Массы спеленаны и придавлены: снимите же с них гнет, распеленайте их и, если не можете сделать это добровольно, с обоюдного согласия, сделайте исподтишка, устройте воровским образом. Пожалуйста, не стесняйтесь! пожалуйста, не восклицайте: «Fi, quelle horreur!»[87] Смело могу ручаться, что история простит вам прегрешение ваше.
А как же вы устроите это воровство, если сами не будете находиться в центре деятельной жизни?
Увы! мне сдается, что в вас еще действует древнее глуповское самодурство. Вековой опыт убедил вас, что массы безгласны, что из них можно кроить всякую штуку, что их можно топтать сколько душе угодно, и хотя вы не высказываете всенародно такого убеждения, хотя вы даже не сознаете его присутствия в себе (в этом отношении отдается вам полная справедливость: вы искренно и горячо сочувствуете массам), но вы бессознательно носите его с собою, но оно впилось в вас, но оно, вместе с прочей глуповской закваской, залегло далеко в самую глубь вашего существа. «Нет более геморроя!» — «Нет плешивых, или мазь для рощения волос!» — твердила глуповская история в течение многих веков и без лишних церемоний тут же прилагала к делу мнимоцелебные свойства своих секретов, не открывая, однако ж, никому их сущности. Пользуясь этим примером, и вы провозглашаете себя обладателями секретов и жалуетесь на несправедливость судьбы, связавшей вам руки. А не то ведь и вы, пожалуй, с не меньшею бесцеремонностью потщились бы прилагать целебные свойства этих секретов, а не то ведь и вы, пожалуй, готовы были бы задушить того грубияна, который нашел бы лучшим для себя обойти вашу лавочку и обратиться за исцелением к иным шарлатанам? Главное — будь счастлив и молчи: вот теория, породившая ту горькую глуповскую практику, которой мы состоим счастливыми свидетелями даже до сего дня.

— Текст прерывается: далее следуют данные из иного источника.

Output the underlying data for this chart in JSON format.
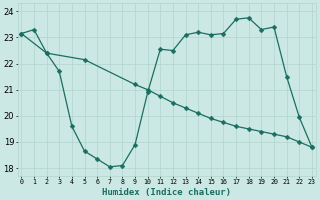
{
  "xlabel": "Humidex (Indice chaleur)",
  "bg_color": "#cce8e4",
  "grid_color": "#b0d4cc",
  "line_color": "#1a6e60",
  "line1_x": [
    0,
    1,
    2,
    3,
    4,
    5,
    6,
    7,
    8,
    9,
    10,
    11,
    12,
    13,
    14,
    15,
    16,
    17,
    18,
    19,
    20,
    21,
    22,
    23
  ],
  "line1_y": [
    23.15,
    23.3,
    22.4,
    21.7,
    19.6,
    18.65,
    18.35,
    18.05,
    18.1,
    18.9,
    20.9,
    22.55,
    22.5,
    23.1,
    23.2,
    23.1,
    23.15,
    23.7,
    23.75,
    23.3,
    23.4,
    21.5,
    19.95,
    18.8
  ],
  "line2_x": [
    0,
    2,
    5,
    9,
    10,
    11,
    12,
    13,
    14,
    15,
    16,
    17,
    18,
    19,
    20,
    21,
    22,
    23
  ],
  "line2_y": [
    23.15,
    22.4,
    22.15,
    21.2,
    21.0,
    20.75,
    20.5,
    20.3,
    20.1,
    19.9,
    19.75,
    19.6,
    19.5,
    19.4,
    19.3,
    19.2,
    19.0,
    18.8
  ],
  "ylim": [
    17.7,
    24.3
  ],
  "xlim": [
    -0.3,
    23.3
  ],
  "yticks": [
    18,
    19,
    20,
    21,
    22,
    23,
    24
  ],
  "xticks": [
    0,
    1,
    2,
    3,
    4,
    5,
    6,
    7,
    8,
    9,
    10,
    11,
    12,
    13,
    14,
    15,
    16,
    17,
    18,
    19,
    20,
    21,
    22,
    23
  ],
  "xtick_labels": [
    "0",
    "1",
    "2",
    "3",
    "4",
    "5",
    "6",
    "7",
    "8",
    "9",
    "10",
    "11",
    "12",
    "13",
    "14",
    "15",
    "16",
    "17",
    "18",
    "19",
    "20",
    "21",
    "22",
    "23"
  ],
  "markersize": 2.5,
  "linewidth": 0.9
}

Но подумайте же, что за страшная вещь этот чудовищный искус безмолвия! Подумайте, сколько боли должно было накипеть за ним, сколько крови источиться капля по капле во время этого векового подплясыванья! Или опять начинать сначала, или, лучше сказать, продолжать никогда не прерывавшуюся глуповскую практику? Или опять кроить и урезывать до тех пор, покуда и впрямь не останутся одни лоскутки?
Массы сами желают устроить свою жизнь и до поры до времени требуют от вас одного: отгоняйте тех, которые мешают им, а паче всего не мешайте им сами. Они требуют от вас деятельности чисто отрицательной, но и для нее нужно еще много черной работы, нужно много общения с обманом и злом, со всем, от чего подчас так несносно воротит сердце честного деятеля. Какая надобность до того, что из этого общения могут возникнуть ошибки и уклонения от прямой дороги, если общение есть роковое условие деятельности, если уклонения и ошибки, его сопровождающие, выкупаются общим подвигом жизни? Массы незлобивы; они не помнят случайных заблуждений и долго хранят в благодарной памяти своей имена тех, которые служили им словом и делом.
Одни каплуны, стоя в стороне, угрюмо курлыкают:
— А как вы думаете, разобьет он себе голову?
— Разобьет-с.
— А как вы думаете, если б он взял чуточку вправо… уцелела бы у него голова?
— Уцелела бы, потому что вправо брешь сделана.
— Так-то-с!
— Точно так-с!
ТИХОЕ ПРИСТАНИЩЕ
Повесть
I
Город
Проехав несколько сот верст по лесистой, почти безлюдной пустыне, испытав на своих боках всевозможные роды почв, начиная от сыпучих песков и кончая болотами с непременною их принадлежностью, мучительным мостовником, приятно сказать себе: скоро конец дорожным страданиям, конец ужасной, изнимающей душу телеге, конец уединенным станционным домикам, около которых вьются тучи комаров! Скоро город — и в нем приют.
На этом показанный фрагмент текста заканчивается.